Not My Beeswax
Dear Writer,
Here’s the thing about giving really great advice to people, advice like “Bring to life your inspirational avatar and call them to you…”
…is that then you have to do it.
Like I said this week, it’s not about the knowledge. It’s about the practice. It’s about doing the thing.
And I am so scared to do the thing.
I’m intimidated, and my internal voice is so mean, and I don’t know if I’m any good anymore. I’m not entirely convinced I was ever any good. And when I say that, I hear my own words…
…the only way to be good at anything is to be bad at it first…
…and I get really irritated with me. Because I’m right, and I know I’m right, and hey, me, how’s about you shut up for a little bit how’s about that?
I’ve been through so much in recent years. I am different. Trauma changes your fucking brain, for one thing. Maybe I don’t work the same way. Maybe I can’t work the same way.
Maybe I can’t work.
I’ve built up this whole “story expert” thing and I know how story works and I teach how story works but what if I can’t make story actually fucking work? Also, it’s been forever since I’ve written anything. If I did write something, I don’t know if I would want to traditionally publish but more importantly, would they want me? Because traditional publishing, no matter how much it sucks and how abusive it is and how little it pays, is Validating As Fuck.

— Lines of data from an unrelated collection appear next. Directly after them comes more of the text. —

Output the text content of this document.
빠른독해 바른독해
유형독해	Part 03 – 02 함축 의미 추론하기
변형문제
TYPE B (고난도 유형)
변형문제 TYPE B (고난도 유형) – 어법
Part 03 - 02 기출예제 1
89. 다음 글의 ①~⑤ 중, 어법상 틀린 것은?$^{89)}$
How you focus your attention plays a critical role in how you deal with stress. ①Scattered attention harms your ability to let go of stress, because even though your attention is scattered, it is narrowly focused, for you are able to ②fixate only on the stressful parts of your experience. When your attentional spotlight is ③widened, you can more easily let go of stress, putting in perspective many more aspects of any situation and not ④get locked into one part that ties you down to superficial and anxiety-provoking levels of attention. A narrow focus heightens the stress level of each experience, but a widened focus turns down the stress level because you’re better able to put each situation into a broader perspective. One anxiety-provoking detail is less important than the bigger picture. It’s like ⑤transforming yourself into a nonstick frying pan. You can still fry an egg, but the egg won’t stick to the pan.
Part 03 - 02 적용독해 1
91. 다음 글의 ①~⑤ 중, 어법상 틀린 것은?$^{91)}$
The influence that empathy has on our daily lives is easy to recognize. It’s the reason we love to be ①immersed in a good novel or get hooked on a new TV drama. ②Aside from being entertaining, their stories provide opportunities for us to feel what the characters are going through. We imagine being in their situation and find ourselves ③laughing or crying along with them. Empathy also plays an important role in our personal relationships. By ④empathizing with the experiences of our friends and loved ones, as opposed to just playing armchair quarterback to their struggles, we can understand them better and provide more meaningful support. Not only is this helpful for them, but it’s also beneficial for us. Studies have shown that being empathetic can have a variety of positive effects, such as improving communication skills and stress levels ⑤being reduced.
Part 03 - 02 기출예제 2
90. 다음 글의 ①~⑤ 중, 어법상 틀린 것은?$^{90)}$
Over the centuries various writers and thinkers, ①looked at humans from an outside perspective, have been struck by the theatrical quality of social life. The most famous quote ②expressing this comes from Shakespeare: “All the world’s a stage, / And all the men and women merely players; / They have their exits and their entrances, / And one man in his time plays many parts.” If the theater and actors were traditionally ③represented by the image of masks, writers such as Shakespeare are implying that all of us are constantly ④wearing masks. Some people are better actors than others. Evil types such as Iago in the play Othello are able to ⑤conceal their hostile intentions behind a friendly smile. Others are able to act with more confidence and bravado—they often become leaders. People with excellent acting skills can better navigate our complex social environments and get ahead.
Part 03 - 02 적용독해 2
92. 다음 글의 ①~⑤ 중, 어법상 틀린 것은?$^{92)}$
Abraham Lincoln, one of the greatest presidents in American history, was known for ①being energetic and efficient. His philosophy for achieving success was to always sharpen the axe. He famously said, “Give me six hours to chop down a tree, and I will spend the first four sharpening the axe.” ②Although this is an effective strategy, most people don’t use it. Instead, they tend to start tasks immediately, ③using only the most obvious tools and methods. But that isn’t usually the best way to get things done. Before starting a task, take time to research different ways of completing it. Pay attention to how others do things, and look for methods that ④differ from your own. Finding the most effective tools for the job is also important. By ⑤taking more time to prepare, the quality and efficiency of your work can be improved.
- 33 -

And maybe I feel like I might need a little validation.
Or a lot.
Maybe.
I don’t know. It’s all a mess in my head.
And I know the answer to all of this. The answer is, “It doesn’t matter, because that’s all outcome, and outcome is not your business.”
I don’t know if you know this about me, but I’m a huge catastrophize-the-future type. I think, somewhere in my twisted mindset, I believe that if I expect the worst, I’ll be able to handle whatever comes my way. I’ll be prepared.
And that is some high-grade, next-level bullshit, I tell you. Here’s why.
Lots of terrible things have happened to me in my life, and I never saw any of them coming. My father’s sudden death when I was 12. Didn’t see it coming. My first marriage falling apart. Head in the sand. My second husband lied about literally everything. I was shocked. I was prepared for exactly none of the big terrible things.
But meanwhile, while all these real terrible things came at me from left field, I was giving all my energy to a million imaginary things that never, ever happened, in some futile attempt to See The Next Thing and Be Prepared.
It doesn’t work that way. Here’s how it actually works: You see your therapist, you build your resilience, and when a storm hits, you get through it and pick up the pieces and you’re able to do that because you saw your therapist and built up your resilience.
And then, when my energy isn’t being sucked into a pointless pit of nothing all the time, I’ve got so much more energy left to enjoy the good stuff. You know. The stuff I missed while I was fretting over the Next Big Disaster That Never Actually Happened.
So, what I’ve learned: Worrying about the future is an energy pit. Outcome is not my business.
My business is doing my thing. And writing is my thing. I still love it, I still want to do it, and how it turns out?
Not. My. Beeswax.
When I take the outcome out of the writing process, I completely relax. I get excited. I can see Max wagging his tail, so excited that we’re gonna go on that W-A-L-K I’ve been promising.
He’s such a good boy.
So this is what I’m gonna do. Outcome doesn’t matter. Action matters.